Further researches have also been carried out incorporating the antimicrobial activity of Mangifera indica to betterment of medical and technological sector. Leaf extracts of Mangifera indica has been developed and incorporated into carbopol hydrogel to enable its antibacterial efficacy against Staphylococcus aureus (Ruth et al., 2019). Extracts of Mangifera indica has activated the reduction of biofilms formation of Staphylococcus spp in stainless steel and teacup rubbers (Andressa et al., 2019). Methanolic and ethanolic leaf extracts of Mangifera indica has shown to be potent against the following miocroorganisms: Pseudomonas aeruginosa, Escherichia coli, Staphylococcus aureus, Bacillus substillis, Salmonella typhi, Staphylococcus epidermidis, Streptococcus iniae, Aeromonas hydrophila and Aspergillus niger (Olusola et al., 2019).

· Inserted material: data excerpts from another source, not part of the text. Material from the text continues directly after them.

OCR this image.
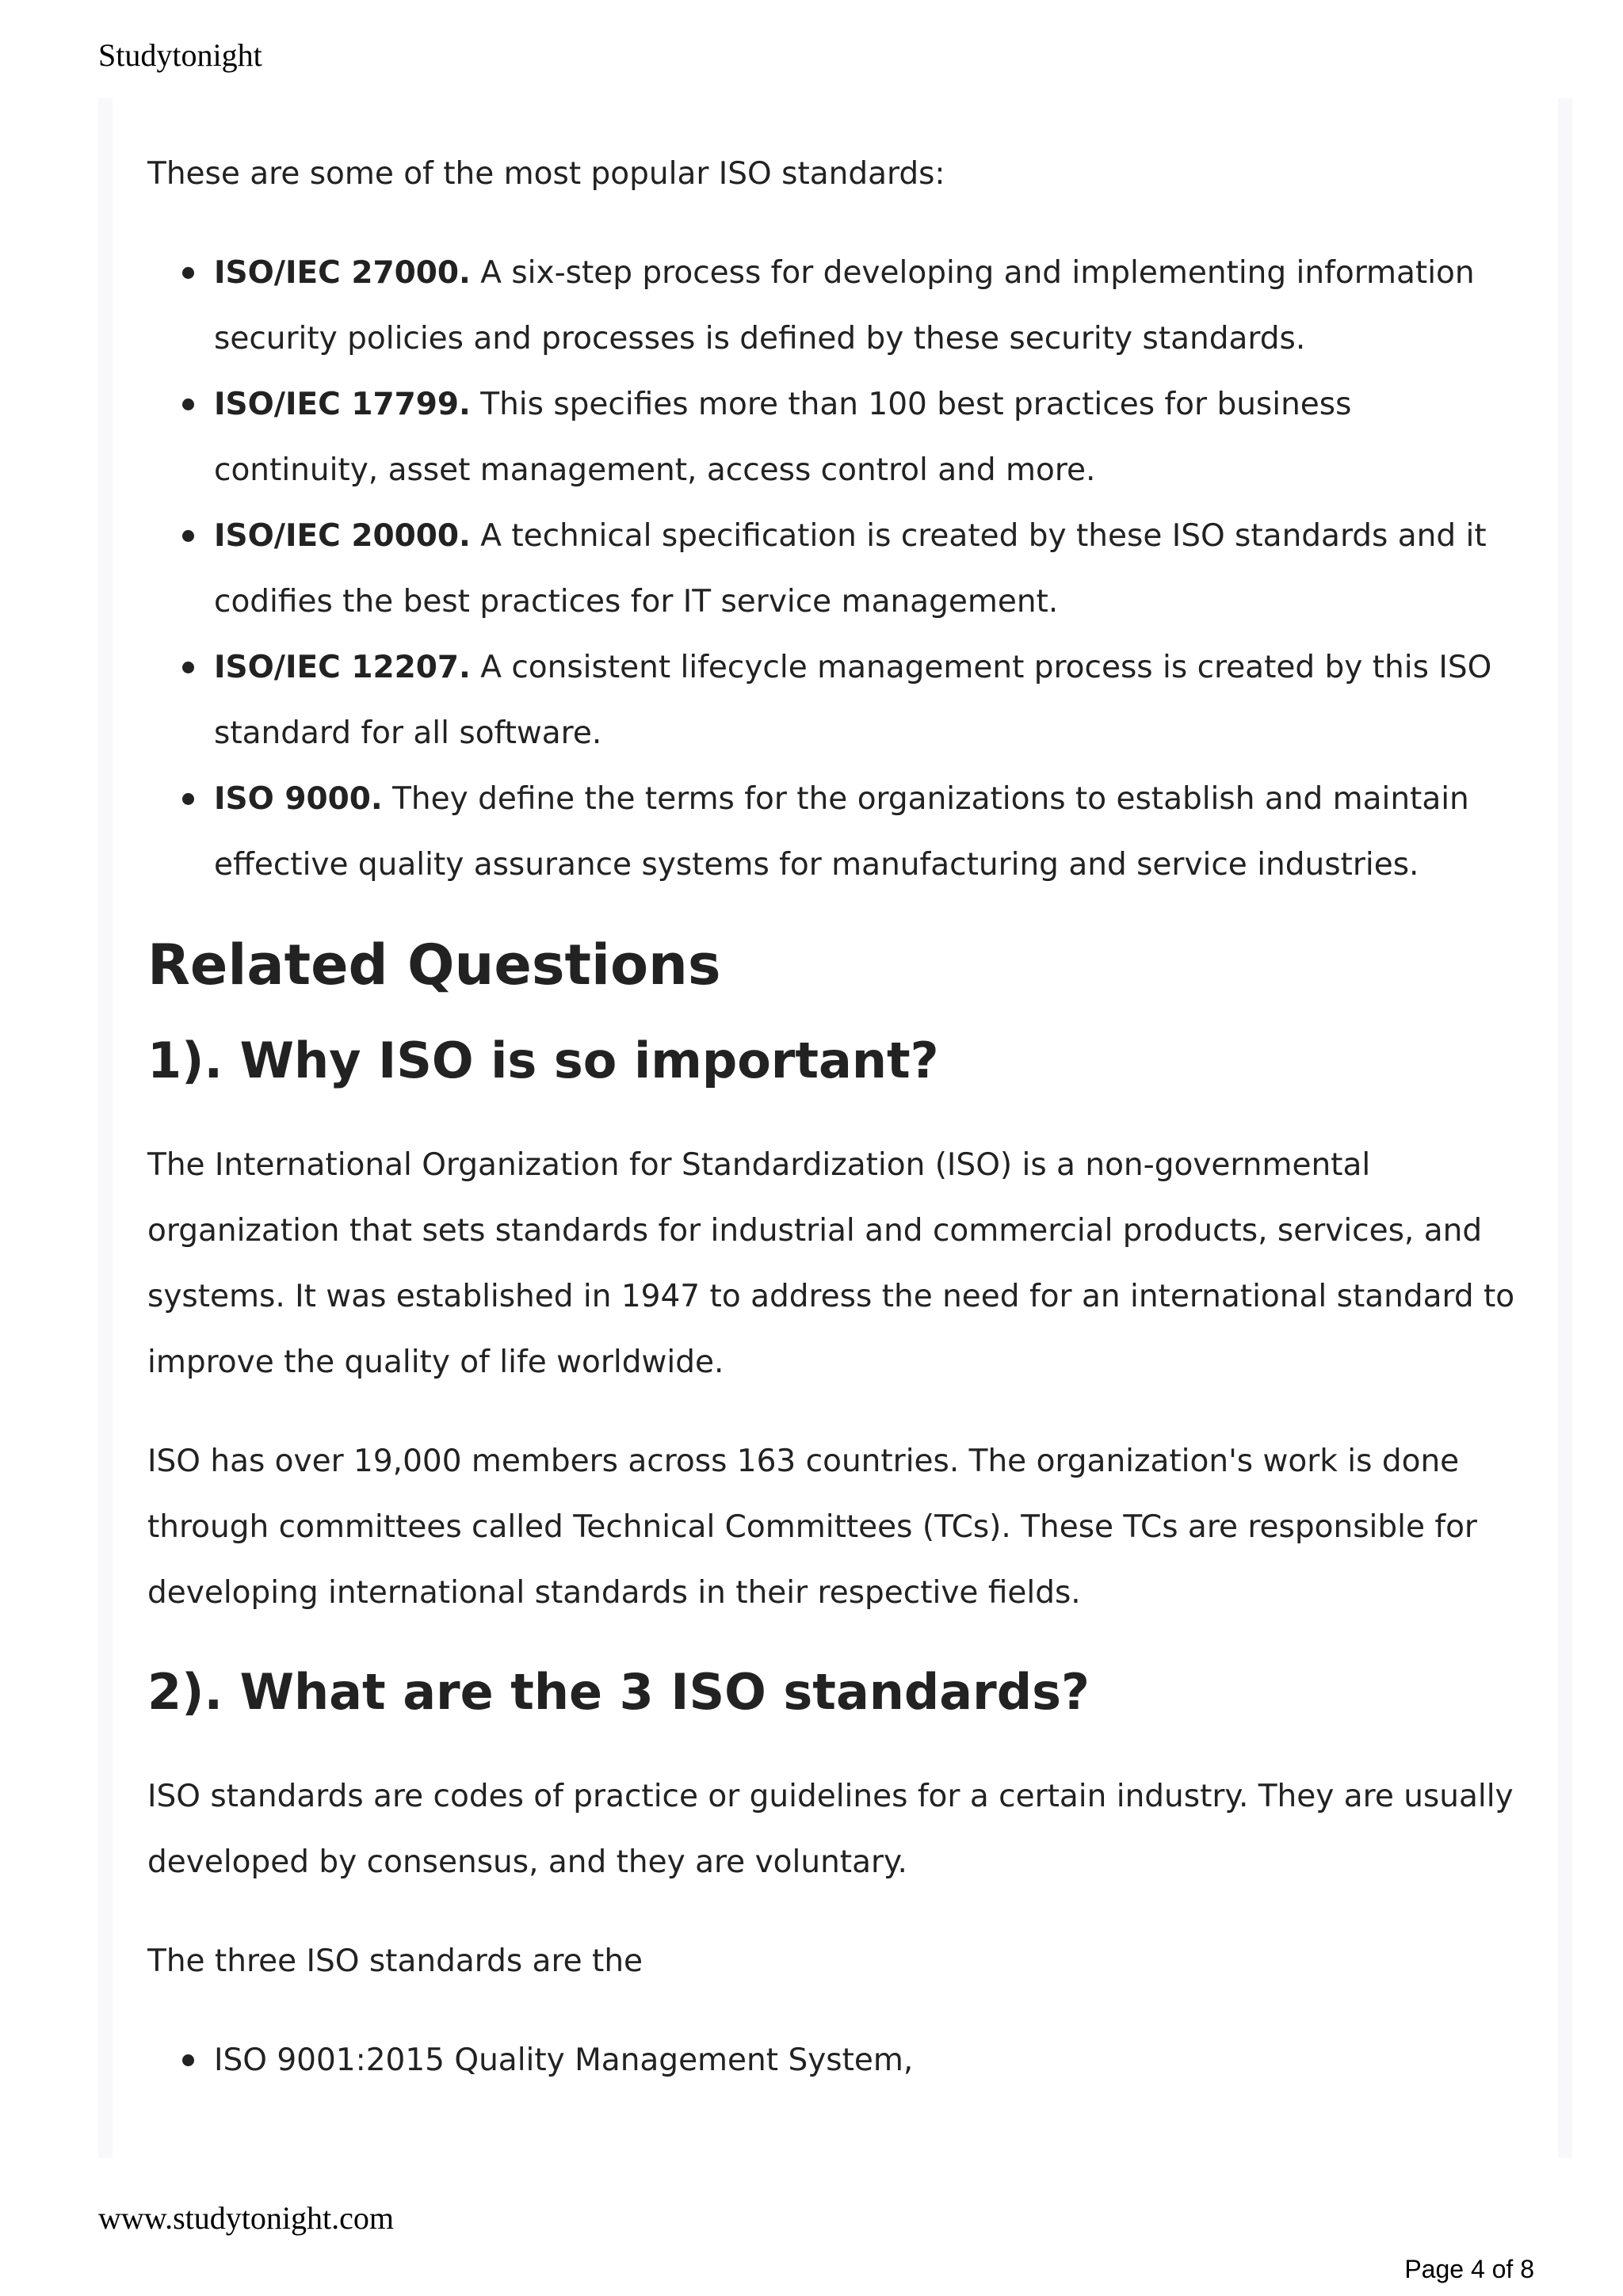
Studytonight

These are some of the most popular ISO standards:

ISO/IEC 27000. A six-step process for developing and implementing information security policies and processes is defined by these security standards.
ISO/IEC 17799. This specifies more than 100 best practices for business continuity, asset management, access control and more.
ISO/IEC 20000. A technical specification is created by these ISO standards and it codifies the best practices for IT service management.
ISO/IEC 12207. A consistent lifecycle management process is created by this ISO standard for all software.
ISO 9000. They define the terms for the organizations to establish and maintain effective quality assurance systems for manufacturing and service industries.
Related Questions
1). Why ISO is so important?

The International Organization for Standardization (ISO) is a non-governmental organization that sets standards for industrial and commercial products, services, and systems. It was established in 1947 to address the need for an international standard to improve the quality of life worldwide.

ISO has over 19,000 members across 163 countries. The organization's work is done through committees called Technical Committees (TCs). These TCs are responsible for developing international standards in their respective fields.

2). What are the 3 ISO standards?

ISO standards are codes of practice or guidelines for a certain industry. They are usually developed by consensus, and they are voluntary.

The three ISO standards are the

ISO 9001:2015 Quality Management System,
www.studytonight.com
Page 4 of 8
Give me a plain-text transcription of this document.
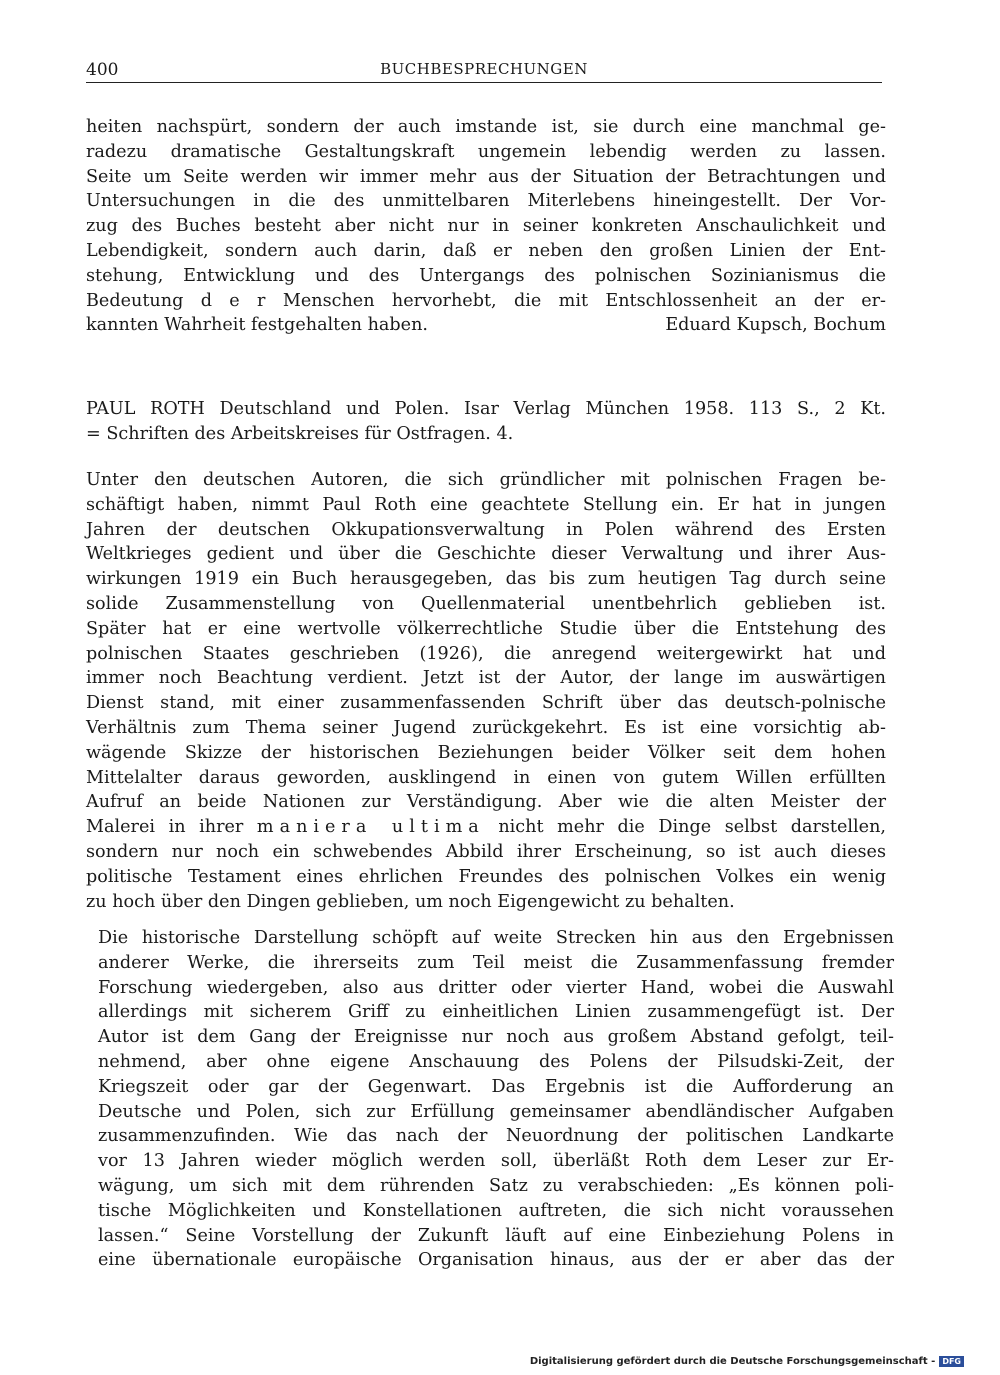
400	BUCHBESPRECHUNGEN
heiten nachspürt, sondern der auch imstande ist, sie durch eine manchmal ge-
radezu dramatische Gestaltungskraft ungemein lebendig werden zu lassen.
Seite um Seite werden wir immer mehr aus der Situation der Betrachtungen und
Untersuchungen in die des unmittelbaren Miterlebens hineingestellt. Der Vor-
zug des Buches besteht aber nicht nur in seiner konkreten Anschaulichkeit und
Lebendigkeit, sondern auch darin, daß er neben den großen Linien der Ent-
stehung, Entwicklung und des Untergangs des polnischen Sozinianismus die
Bedeutung d e r Menschen hervorhebt, die mit Entschlossenheit an der er-
kannten Wahrheit festgehalten haben.	Eduard Kupsch, Bochum
PAUL ROTH Deutschland und Polen. Isar Verlag München 1958. 113 S., 2 Kt.
= Schriften des Arbeitskreises für Ostfragen. 4.
Unter den deutschen Autoren, die sich gründlicher mit polnischen Fragen be-
schäftigt haben, nimmt Paul Roth eine geachtete Stellung ein. Er hat in jungen
Jahren der deutschen Okkupationsverwaltung in Polen während des Ersten
Weltkrieges gedient und über die Geschichte dieser Verwaltung und ihrer Aus-
wirkungen 1919 ein Buch herausgegeben, das bis zum heutigen Tag durch seine
solide Zusammenstellung von Quellenmaterial unentbehrlich geblieben ist.
Später hat er eine wertvolle völkerrechtliche Studie über die Entstehung des
polnischen Staates geschrieben (1926), die anregend weitergewirkt hat und
immer noch Beachtung verdient. Jetzt ist der Autor, der lange im auswärtigen
Dienst stand, mit einer zusammenfassenden Schrift über das deutsch-polnische
Verhältnis zum Thema seiner Jugend zurückgekehrt. Es ist eine vorsichtig ab-
wägende Skizze der historischen Beziehungen beider Völker seit dem hohen
Mittelalter daraus geworden, ausklingend in einen von gutem Willen erfüllten
Aufruf an beide Nationen zur Verständigung. Aber wie die alten Meister der
Malerei in ihrer maniera ultima nicht mehr die Dinge selbst darstellen,
sondern nur noch ein schwebendes Abbild ihrer Erscheinung, so ist auch dieses
politische Testament eines ehrlichen Freundes des polnischen Volkes ein wenig
zu hoch über den Dingen geblieben, um noch Eigengewicht zu behalten.
Die historische Darstellung schöpft auf weite Strecken hin aus den Ergebnissen
anderer Werke, die ihrerseits zum Teil meist die Zusammenfassung fremder
Forschung wiedergeben, also aus dritter oder vierter Hand, wobei die Auswahl
allerdings mit sicherem Griff zu einheitlichen Linien zusammengefügt ist. Der
Autor ist dem Gang der Ereignisse nur noch aus großem Abstand gefolgt, teil-
nehmend, aber ohne eigene Anschauung des Polens der Pilsudski-Zeit, der
Kriegszeit oder gar der Gegenwart. Das Ergebnis ist die Aufforderung an
Deutsche und Polen, sich zur Erfüllung gemeinsamer abendländischer Aufgaben
zusammenzufinden. Wie das nach der Neuordnung der politischen Landkarte
vor 13 Jahren wieder möglich werden soll, überläßt Roth dem Leser zur Er-
wägung, um sich mit dem rührenden Satz zu verabschieden: „Es können poli-
tische Möglichkeiten und Konstellationen auftreten, die sich nicht voraussehen
lassen.“ Seine Vorstellung der Zukunft läuft auf eine Einbeziehung Polens in
eine übernationale europäische Organisation hinaus, aus der er aber das der
Digitalisierung gefördert durch die Deutsche Forschungsgemeinschaft - DFG
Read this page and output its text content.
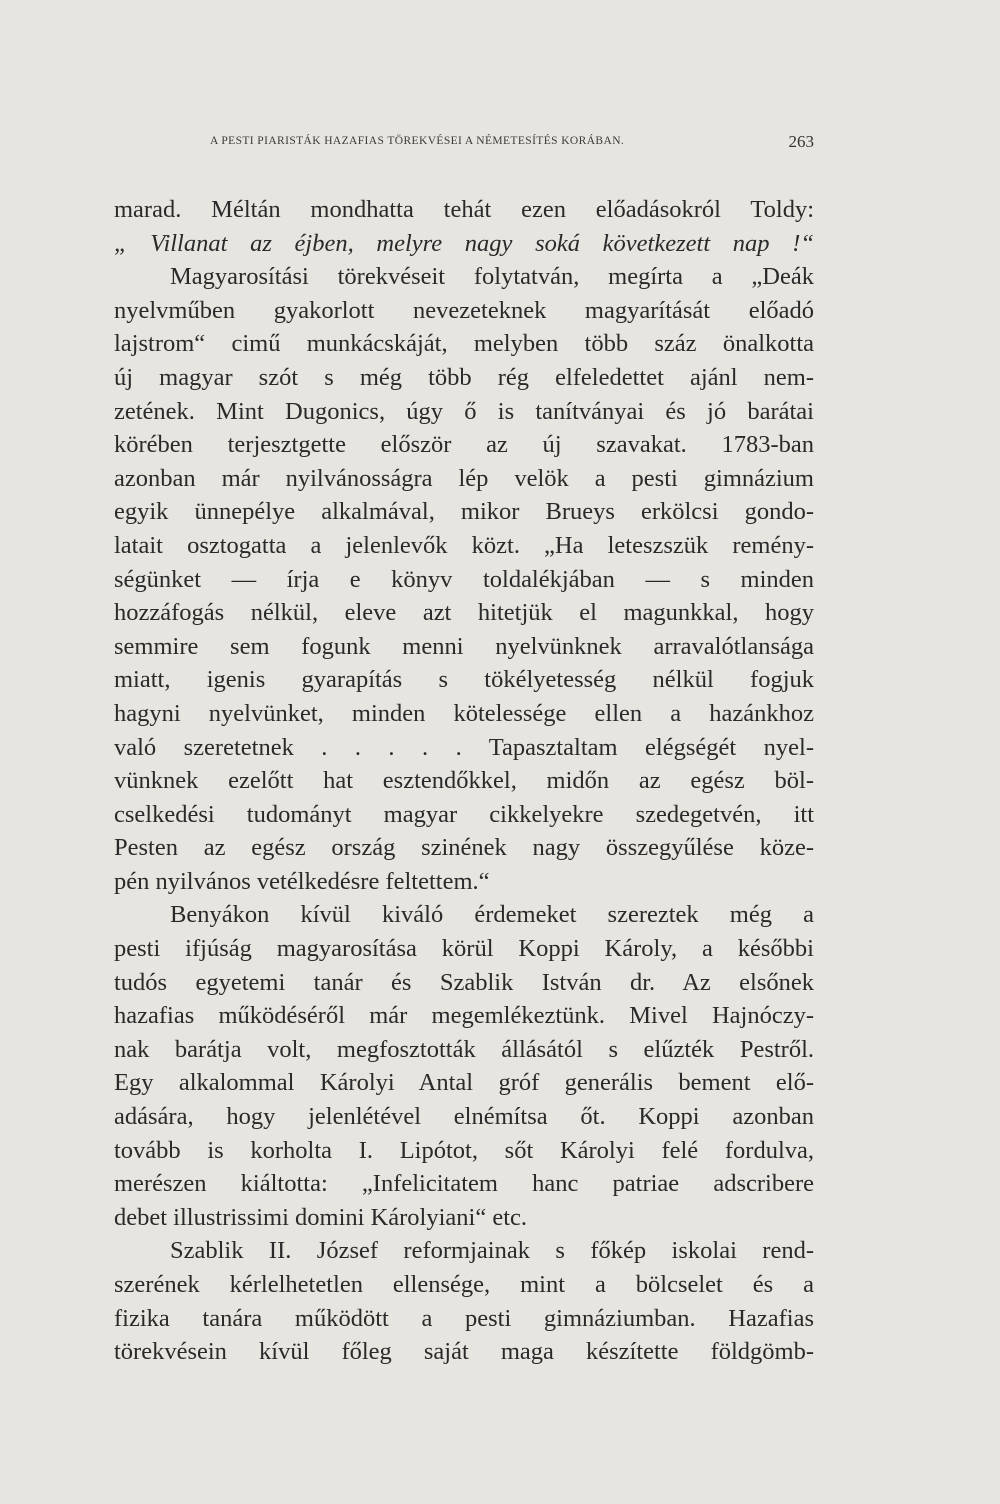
A PESTI PIARISTÁK HAZAFIAS TÖREKVÉSEI A NÉMETESÍTÉS KORÁBAN.	263
marad. Méltán mondhatta tehát ezen előadásokról Toldy:
„ Villanat az éjben, melyre nagy soká következett nap !“
Magyarosítási törekvéseit folytatván, megírta a „Deák
nyelvműben gyakorlott nevezeteknek magyarítását előadó
lajstrom“ cimű munkácskáját, melyben több száz önalkotta
új magyar szót s még több rég elfeledettet ajánl nem-
zetének. Mint Dugonics, úgy ő is tanítványai és jó barátai
körében terjesztgette először az új szavakat. 1783-ban
azonban már nyilvánosságra lép velök a pesti gimnázium
egyik ünnepélye alkalmával, mikor Brueys erkölcsi gondo-
latait osztogatta a jelenlevők közt. „Ha leteszszük remény-
ségünket — írja e könyv toldalékjában — s minden
hozzáfogás nélkül, eleve azt hitetjük el magunkkal, hogy
semmire sem fogunk menni nyelvünknek arravalótlansága
miatt, igenis gyarapítás s tökélyetesség nélkül fogjuk
hagyni nyelvünket, minden kötelessége ellen a hazánkhoz
való szeretetnek . . . . . Tapasztaltam elégségét nyel-
vünknek ezelőtt hat esztendőkkel, midőn az egész böl-
cselkedési tudományt magyar cikkelyekre szedegetvén, itt
Pesten az egész ország szinének nagy összegyűlése köze-
pén nyilvános vetélkedésre feltettem.“
Benyákon kívül kiváló érdemeket szereztek még a
pesti ifjúság magyarosítása körül Koppi Károly, a későbbi
tudós egyetemi tanár és Szablik István dr. Az elsőnek
hazafias működéséről már megemlékeztünk. Mivel Hajnóczy-
nak barátja volt, megfosztották állásától s elűzték Pestről.
Egy alkalommal Károlyi Antal gróf generális bement elő-
adására, hogy jelenlétével elnémítsa őt. Koppi azonban
tovább is korholta I. Lipótot, sőt Károlyi felé fordulva,
merészen kiáltotta: „Infelicitatem hanc patriae adscribere
debet illustrissimi domini Károlyiani“ etc.
Szablik II. József reformjainak s főkép iskolai rend-
szerének kérlelhetetlen ellensége, mint a bölcselet és a
fizika tanára működött a pesti gimnáziumban. Hazafias
törekvésein kívül főleg saját maga készítette földgömb-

Mangifera indicaleaf extract has been used to synthesize and stabilize copper quantum dots (Cu QDs). Cu QDs depict good antibacterial activity against Escherichia coli and Staphylococcus aureus at 24 h (Humaira et al., 2019). Antibacterial and antifingal activity were checked for the peel extracts of five Indian cultivars of Mangifera indica using varying extraction solvents (hexane, ethyl acetate and methanol), the results showed that all five cultivars have antimicrobial effects against Bacillus subtilis, Escherichia coli, Pseudomonas aeruginsa, Saccharomyces cerevisiae, Aspergillus fumigatus, Enterococcus aerogenes, Klebsiella pneumoniae, Candida albicans (Katike et al., 2019).

Stigmasterol and β-sitosterol has been extracted from the root of Mangifera indica and they have shown potency against pathogens such as vancomycine resistant Enterococci, Pseudomonas aeruginosa, Staphylococcus aureus, Escherichia coli, Aspergillus fumigatus, Aspergillus niger. Coniophora putaena, Fibrophoria Vaillentii, Fusarium prolifuratum, Scelerotum rofsii, Rhizopus spp, Serpula lacrymans (Nna et al., 2019). Mangifera indica flower extract has been used to synthesize silver nanoparticles, conferring antibacterial activity on the silver particles which afterwards showed potency against Staphylococcus species, Klebsiella species, Pantoea agglomerans and Rahnella species (Ameen et al., 2019).